The Russians were simply better than anyone, albeit by a tiny margin. How they got to the top of the podium could be considered somewhat of a miracle.

Denis Ablyazin fractured both of his shins in a training session after the 2019 world championships and needed titanium plates affixed to them, Nagornyy said. And Dalaloyan tore one of his Achilles’ tendons in mid-April.

Dalaloyan didn’t think he could continue with the Olympics after a training session last week because he was still recovering from the injury. His leg felt tight and inflexible. But his coaches convinced him to proceed.

After finishing the floor exercise during qualifying on Saturday, he sobbed for several minutes because he couldn’t believe he had made it this far so soon after his injury. After winning the gold medal, he cried yet again.

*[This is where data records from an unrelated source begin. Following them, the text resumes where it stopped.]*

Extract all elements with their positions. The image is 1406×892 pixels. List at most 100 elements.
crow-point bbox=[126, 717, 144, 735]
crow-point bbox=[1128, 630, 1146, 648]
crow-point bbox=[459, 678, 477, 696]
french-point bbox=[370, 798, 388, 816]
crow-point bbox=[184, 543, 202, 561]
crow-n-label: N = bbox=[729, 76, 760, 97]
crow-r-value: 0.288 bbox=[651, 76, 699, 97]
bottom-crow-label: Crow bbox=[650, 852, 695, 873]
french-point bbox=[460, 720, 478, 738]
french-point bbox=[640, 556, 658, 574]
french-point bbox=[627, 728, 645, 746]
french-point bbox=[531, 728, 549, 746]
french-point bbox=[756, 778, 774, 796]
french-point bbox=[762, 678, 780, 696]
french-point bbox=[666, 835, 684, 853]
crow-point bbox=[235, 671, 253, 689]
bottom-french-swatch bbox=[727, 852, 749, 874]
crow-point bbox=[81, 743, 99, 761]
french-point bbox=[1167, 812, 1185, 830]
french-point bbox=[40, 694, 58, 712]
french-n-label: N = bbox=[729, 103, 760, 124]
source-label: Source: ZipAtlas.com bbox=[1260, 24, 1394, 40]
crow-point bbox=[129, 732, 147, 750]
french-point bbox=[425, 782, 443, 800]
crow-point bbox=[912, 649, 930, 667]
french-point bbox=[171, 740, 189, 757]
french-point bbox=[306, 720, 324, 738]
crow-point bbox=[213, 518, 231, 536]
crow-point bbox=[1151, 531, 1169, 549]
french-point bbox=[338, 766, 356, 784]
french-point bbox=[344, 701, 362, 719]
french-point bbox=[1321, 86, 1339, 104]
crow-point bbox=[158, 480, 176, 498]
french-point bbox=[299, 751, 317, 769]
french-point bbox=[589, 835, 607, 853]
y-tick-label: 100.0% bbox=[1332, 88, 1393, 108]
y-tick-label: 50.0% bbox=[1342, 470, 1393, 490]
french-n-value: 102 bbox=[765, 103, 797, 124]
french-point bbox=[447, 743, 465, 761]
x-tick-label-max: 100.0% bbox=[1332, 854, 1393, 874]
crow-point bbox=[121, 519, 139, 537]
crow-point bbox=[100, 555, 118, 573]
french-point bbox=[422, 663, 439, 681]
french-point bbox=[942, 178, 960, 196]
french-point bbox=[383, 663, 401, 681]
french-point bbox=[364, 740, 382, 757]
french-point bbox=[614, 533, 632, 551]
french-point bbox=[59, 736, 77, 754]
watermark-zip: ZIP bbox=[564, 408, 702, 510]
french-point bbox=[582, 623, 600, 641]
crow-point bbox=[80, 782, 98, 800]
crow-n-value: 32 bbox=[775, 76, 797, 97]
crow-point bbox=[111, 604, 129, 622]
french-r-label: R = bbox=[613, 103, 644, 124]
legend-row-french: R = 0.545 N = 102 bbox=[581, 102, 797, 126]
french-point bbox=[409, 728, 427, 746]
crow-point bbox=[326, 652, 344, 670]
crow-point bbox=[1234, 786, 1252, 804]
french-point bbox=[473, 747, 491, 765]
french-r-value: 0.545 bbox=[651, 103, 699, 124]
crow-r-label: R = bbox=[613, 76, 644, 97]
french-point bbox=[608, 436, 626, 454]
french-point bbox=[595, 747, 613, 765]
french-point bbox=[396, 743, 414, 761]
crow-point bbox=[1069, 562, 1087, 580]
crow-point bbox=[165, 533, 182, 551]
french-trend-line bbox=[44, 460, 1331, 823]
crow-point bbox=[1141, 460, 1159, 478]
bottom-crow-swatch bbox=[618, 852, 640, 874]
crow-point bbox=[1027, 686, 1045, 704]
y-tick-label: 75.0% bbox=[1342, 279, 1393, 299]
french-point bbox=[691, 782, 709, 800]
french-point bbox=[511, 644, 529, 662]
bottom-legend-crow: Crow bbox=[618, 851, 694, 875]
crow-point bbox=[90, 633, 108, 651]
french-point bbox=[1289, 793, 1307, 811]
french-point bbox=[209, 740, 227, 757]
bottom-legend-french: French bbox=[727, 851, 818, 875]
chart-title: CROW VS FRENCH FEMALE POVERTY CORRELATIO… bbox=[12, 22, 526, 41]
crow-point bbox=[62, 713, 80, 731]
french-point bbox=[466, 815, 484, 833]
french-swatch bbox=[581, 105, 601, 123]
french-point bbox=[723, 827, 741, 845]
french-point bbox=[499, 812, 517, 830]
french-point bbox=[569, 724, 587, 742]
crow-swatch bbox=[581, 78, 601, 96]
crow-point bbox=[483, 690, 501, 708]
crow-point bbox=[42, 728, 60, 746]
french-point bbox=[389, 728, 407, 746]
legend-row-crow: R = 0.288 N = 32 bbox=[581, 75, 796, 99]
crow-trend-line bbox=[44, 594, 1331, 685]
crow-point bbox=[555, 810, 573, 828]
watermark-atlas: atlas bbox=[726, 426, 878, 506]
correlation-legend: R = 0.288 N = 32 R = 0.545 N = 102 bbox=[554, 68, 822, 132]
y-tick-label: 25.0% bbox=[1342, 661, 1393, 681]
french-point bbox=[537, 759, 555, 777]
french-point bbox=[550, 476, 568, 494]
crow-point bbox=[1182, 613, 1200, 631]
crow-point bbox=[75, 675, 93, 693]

“My emotions overwhelmed me and were bigger than any pain or problems I’ve experienced,” he said.

At the news conference afterward, though, the Russian team was less overwhelmed and more giddy. When asked where they would keep their gold medals, Nagornyy said he would build a special case for his, with laser-triggered alarms surrounding and protecting it. Then he would make six copies of it, so he could wear those fake medals in case someone stole one. His teammates laughed along with him.

“In the end, we won the gold medal,” he said. “We did it. Our entire team did it today.”